Dell evaluated the potential benefits of Granulate on a cluster of 11 Dell PowerEdge servers (one head and 10 compute nodes) powered by Intel® 3rd Generation Xeon® Scalable Processor on Cloudera Data Platform Base 7.1.7. The cluster ran a set of end-to-end data science pipelines. The pipelines included model training of relevant machine learning (ML) and deep learning (DL) algorithms as part of their workflow. These algorithms included Logistic Regression (LogR), Support-Vector Machines (SVMs), Seasonal ARIMA (Holt-Winters), K-means clustering, and Recurring Neural Networks (RNN).
These algorithms have been extensively applied in both industry and academia to solve different types of problems, from fraud detection to speech translation. They are perfectly suited for testing Granulate’s capabilities to optimize workloads with different runtime characteristics. Table 1 presents the characteristics of the algorithms used for this test. The characteristics of systems used for the test are shown in Table 2.

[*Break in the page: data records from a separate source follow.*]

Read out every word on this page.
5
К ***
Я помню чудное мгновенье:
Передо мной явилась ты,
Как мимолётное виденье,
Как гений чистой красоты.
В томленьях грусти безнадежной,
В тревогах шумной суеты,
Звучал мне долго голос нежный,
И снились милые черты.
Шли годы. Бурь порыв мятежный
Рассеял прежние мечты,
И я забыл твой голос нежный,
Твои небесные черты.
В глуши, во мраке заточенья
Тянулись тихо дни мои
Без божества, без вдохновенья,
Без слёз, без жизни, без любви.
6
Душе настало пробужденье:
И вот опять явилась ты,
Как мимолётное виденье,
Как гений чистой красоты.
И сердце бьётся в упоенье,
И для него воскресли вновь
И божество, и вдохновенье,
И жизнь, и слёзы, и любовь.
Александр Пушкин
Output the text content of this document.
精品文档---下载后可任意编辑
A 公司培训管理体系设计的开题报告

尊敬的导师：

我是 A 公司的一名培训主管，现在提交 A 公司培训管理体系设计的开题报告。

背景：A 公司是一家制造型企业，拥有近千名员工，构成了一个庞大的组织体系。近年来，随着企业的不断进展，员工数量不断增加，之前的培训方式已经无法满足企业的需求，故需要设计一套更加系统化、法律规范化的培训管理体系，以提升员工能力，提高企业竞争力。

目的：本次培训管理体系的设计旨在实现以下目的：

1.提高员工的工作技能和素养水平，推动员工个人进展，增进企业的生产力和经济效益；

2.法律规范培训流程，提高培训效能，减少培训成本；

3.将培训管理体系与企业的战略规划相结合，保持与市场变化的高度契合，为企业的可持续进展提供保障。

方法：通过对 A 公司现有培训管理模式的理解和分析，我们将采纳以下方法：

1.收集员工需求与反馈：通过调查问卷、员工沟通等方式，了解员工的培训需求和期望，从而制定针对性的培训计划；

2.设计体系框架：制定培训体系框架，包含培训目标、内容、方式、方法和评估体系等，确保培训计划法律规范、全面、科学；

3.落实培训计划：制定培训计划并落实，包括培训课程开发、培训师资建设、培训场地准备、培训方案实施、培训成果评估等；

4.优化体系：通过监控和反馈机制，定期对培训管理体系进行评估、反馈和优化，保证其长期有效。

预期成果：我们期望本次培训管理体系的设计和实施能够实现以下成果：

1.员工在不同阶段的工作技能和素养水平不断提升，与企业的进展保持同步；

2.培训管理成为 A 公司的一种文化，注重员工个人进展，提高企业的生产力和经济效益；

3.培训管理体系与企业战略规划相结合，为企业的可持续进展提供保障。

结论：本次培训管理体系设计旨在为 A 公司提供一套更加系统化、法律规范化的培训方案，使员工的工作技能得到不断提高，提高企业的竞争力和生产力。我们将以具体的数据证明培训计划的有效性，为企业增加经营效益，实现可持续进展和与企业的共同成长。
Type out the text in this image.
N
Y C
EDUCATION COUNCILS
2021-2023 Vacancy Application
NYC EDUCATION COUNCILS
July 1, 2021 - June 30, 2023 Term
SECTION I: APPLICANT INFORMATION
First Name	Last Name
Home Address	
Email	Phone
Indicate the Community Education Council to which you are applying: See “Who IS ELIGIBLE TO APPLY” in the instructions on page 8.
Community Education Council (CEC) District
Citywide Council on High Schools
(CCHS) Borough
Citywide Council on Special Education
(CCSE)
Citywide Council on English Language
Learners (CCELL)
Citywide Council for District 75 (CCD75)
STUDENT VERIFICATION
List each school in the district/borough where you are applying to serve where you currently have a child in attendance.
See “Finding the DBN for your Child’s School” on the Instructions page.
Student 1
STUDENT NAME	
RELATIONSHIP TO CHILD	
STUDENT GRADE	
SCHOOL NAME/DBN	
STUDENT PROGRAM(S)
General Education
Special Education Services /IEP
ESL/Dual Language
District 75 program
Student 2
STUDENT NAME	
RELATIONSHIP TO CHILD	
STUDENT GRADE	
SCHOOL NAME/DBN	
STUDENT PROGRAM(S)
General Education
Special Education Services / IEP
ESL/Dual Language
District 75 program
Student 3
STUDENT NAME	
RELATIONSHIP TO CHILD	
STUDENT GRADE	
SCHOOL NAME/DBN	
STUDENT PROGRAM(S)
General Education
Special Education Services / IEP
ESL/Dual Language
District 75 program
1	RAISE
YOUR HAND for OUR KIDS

Table 1. Characteristics of ML and DL algorithms used for testing
Domain | Algorithm | Class | Datatype |
Fraud detection | Logistic Regression (LogR) | Classification | Number |
Hardware failure | Support-Vector machines (SVMs) | Classification | Number |
Price prediction | Recurrent Neural Network | Regression | Text |
Sales forecasting | Seasonal ARIMA(Holt-Winters) | Regression | Number |
Customer segmentation | K-means clustering | Clustering | Number |